Anywhere the English colonized they left behind bureaucracy and institutions. When the bureaucracy stifles it’s sad, when the institutions work, great progress is possible (India for example is a case study in both simultaneously). Where the French colonized, they left in relative terms arguably greater inefficiency, but usually an advanced sense of aesthetics, style, and a rich appreciation of cuisine. This is very evident in Vietnam, and harmonizes well with their own cultural sensibilities.

We stayed at the Sofitel Plaza because of so many memories from the time the Unilever Vietnam office was next door, and we helped them build their teams and thereby their results over several years. Vietnam takes you constantly by surprise! We learned that a 3 star Michelin Chef had just finished a promotion at the Sofitel’s French restaurant Olivier, the first such tour in Vietnam from a Chef of such international repute. It won’t be the last. Another such is planned for November.

After a meeting with an old friend and future business partner, we went with a Sensei colleague to Mandarine, an elegant local restaurant whose ambiance and presentation of lovely dishes, done with real subtlety and style conveyed, as ever, so much of the spirit of this remarkable place.

Off we go to China Beach in Central Vietnam and another senior leadership team…coming there to both experience Vietnam and re-experience themselves and how they collaborate and interact.

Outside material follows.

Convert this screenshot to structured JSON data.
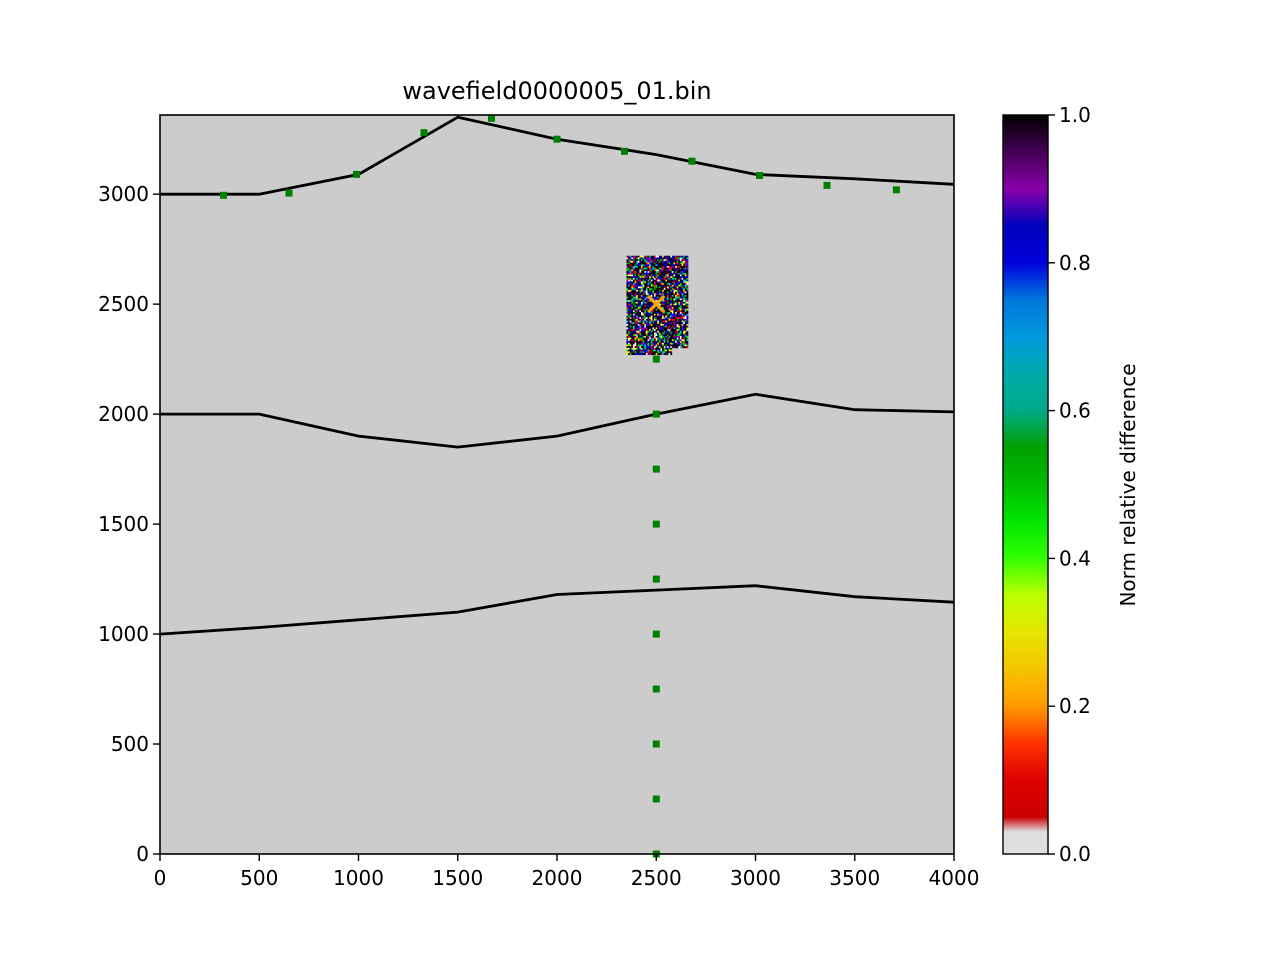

PS. Much as we adore HCMC overall, not everything is impressive. Clearly they issue taxi licenses on a capricious whim. It’s evident that virtually no cab driver in Ho Chi Minh City knows any major restaurant, hotel or landmark. However, they don’t let that deter them! They drive on with great expectations…until eventually the location is spotted, or finally their ego relents and they call their dispatcher!